Another great strength of the book is the extent to which Bradford honors the complexity of the subject matter. The services provided by giant technology companies span the globe and touch nearly every facet of our social and economic existence. If one wants to understand current contests over digital sovereignty, one must consider a range of topics, from surveillance and digital privacy to digital content governance, from antitrust and competition policy to taxation of digital services, and from internet standards to smart transit systems. In dense yet readable prose, Bradford deftly draws connections among many seemingly disparate events occurring around the world. The text rewards rereading and cross-referencing. Bradford understands, as well, that it is important to consider the wide assortment of legal and economic mechanisms that create or fail to create favorable environments for investment in digital technologies and business models. She is able to explain, for example, why it matters that the leading global accounting firms have all set up operations in China, and she understands that patterns of global venture capital investment may help to determine whether the internet’s technical standards and the digitally networked services that rely on them will diverge into incompatible fragments. 

Having embraced the complex mix of factors shaping both digital policy and ongoing contests for digital supremacy, Bradford wisely forgoes easy predictions about likely outcomes in favor of a more nuanced analysis of the entanglements that conflicting policies and incentives have produced and are likely to produce for the foreseeable future. She does have opinions about why certain values ought to prevail in these contests, and the book’s closing section makes those views clear. But the text is not a morality tale.

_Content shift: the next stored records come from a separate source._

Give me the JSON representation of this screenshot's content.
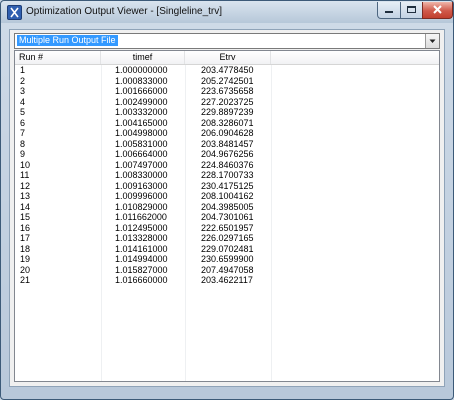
{
  "window": {
    "title": "Optimization Output Viewer - [Singleline_trv]"
  },
  "icons": {
    "app": "app-icon",
    "minimize": "minimize-icon",
    "maximize": "maximize-icon",
    "close": "close-icon",
    "dropdown": "chevron-down-icon"
  },
  "colors": {
    "selection": "#3399ff",
    "close_button": "#c94434"
  },
  "selector": {
    "value": "Multiple Run Output File"
  },
  "table": {
    "columns": [
      "Run #",
      "timef",
      "Etrv",
      ""
    ],
    "rows": [
      [
        "1",
        "1.000000000",
        "203.4778450"
      ],
      [
        "2",
        "1.000833000",
        "205.2742501"
      ],
      [
        "3",
        "1.001666000",
        "223.6735658"
      ],
      [
        "4",
        "1.002499000",
        "227.2023725"
      ],
      [
        "5",
        "1.003332000",
        "229.8897239"
      ],
      [
        "6",
        "1.004165000",
        "208.3286071"
      ],
      [
        "7",
        "1.004998000",
        "206.0904628"
      ],
      [
        "8",
        "1.005831000",
        "203.8481457"
      ],
      [
        "9",
        "1.006664000",
        "204.9676256"
      ],
      [
        "10",
        "1.007497000",
        "224.8460376"
      ],
      [
        "11",
        "1.008330000",
        "228.1700733"
      ],
      [
        "12",
        "1.009163000",
        "230.4175125"
      ],
      [
        "13",
        "1.009996000",
        "208.1004162"
      ],
      [
        "14",
        "1.010829000",
        "204.3985005"
      ],
      [
        "15",
        "1.011662000",
        "204.7301061"
      ],
      [
        "16",
        "1.012495000",
        "222.6501957"
      ],
      [
        "17",
        "1.013328000",
        "226.0297165"
      ],
      [
        "18",
        "1.014161000",
        "229.0702481"
      ],
      [
        "19",
        "1.014994000",
        "230.6599900"
      ],
      [
        "20",
        "1.015827000",
        "207.4947058"
      ],
      [
        "21",
        "1.016660000",
        "203.4622117"
      ]
    ]
  }
}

So, for example, Bradford acknowledges the contradictions embedded in the free speech rhetoric that the U.S. has deployed to justify the actions of its own digital platform giants, even as their services have facilitated the spread of mis- and disinformation and ethnonationalist hate on an unprecedented scale. She notes the ways in which many of the same companies that proclaim the importance of digital civil rights and civil liberties have capitulated to the demands of authoritarian governments for censorship and surveillance.

Importantly, Bradford clearly communicates what is at stake in the ongoing struggles over digital sovereignty. Because of enhanced capabilities for monitoring and surveillance, populations worldwide face new types of threats to their fundamental rights and freedoms. Because of new, data- and algorithm-driven capabilities for manipulating audiences and amplifying disinformation and hate, newer and older democracies alike face threats to their continuing survival. Disagreements about digital policy create what Bradford characterizes as a “growing risk of technological and economic decoupling between China, the US, and the EU.” Readers whose expertise lies in fields such as national security and intellectual property law may disagree on the extent to which China, in particular, is coupled with the U.S. and Europe now. But Bradford is surely right to note that, as policy disagreements harden into competing legal mandates and incompatible technical standards, they undermine prospects for global economic and political cooperation and heighten geopolitical instability. 

In seeking to weave these disparate threads into a coherent tapestry, Bradford—whose home field is international economic law rather than law and technology, communications law, data protection law, or national security law—has set herself a considerable challenge. In the balance of this review, I will raise three questions that readers (and Bradford herself) may want to consider. One concerns whether Bradford has accurately assessed each aspiring digital empire’s distinctive blend of values, commitments, and strategies. As I will explain, Bradford takes a few significant missteps. Another question is whether the list of sovereign regimes whose efforts will shape the “global battle to regulate technology” is complete. I will argue that Bradford’s group of three global powers contains an important omission: India. My third question has to do with whether framing the ongoing contest as a battle to “regulate technology” prematurely discounts the possibility that networked digital technologies and the powerful private actors that have shaped their development may also be reshaping the structure and rules of the governance game. Although Bradford declines to predict winners and losers in the various contests among sovereign empires and tech giants, she is committed to the primacy of nation-state sovereignty and to its aptness as an analytical lens. I will argue that considerable skepticism is in order on both points.

Mapping Digital Empires

Consider first whether Bradford has accurately assessed each of the three digital empires that she identifies. In any project of this sort, there are inevitable trade-offs between breadth and depth. At the same time, though, the details selected for inclusion must be right (enough) to inspire confidence in the larger patterns the author claims to have identified. Both relative unfamiliarity and deep familiarity may pose challenges for the aspiring global mapmaker.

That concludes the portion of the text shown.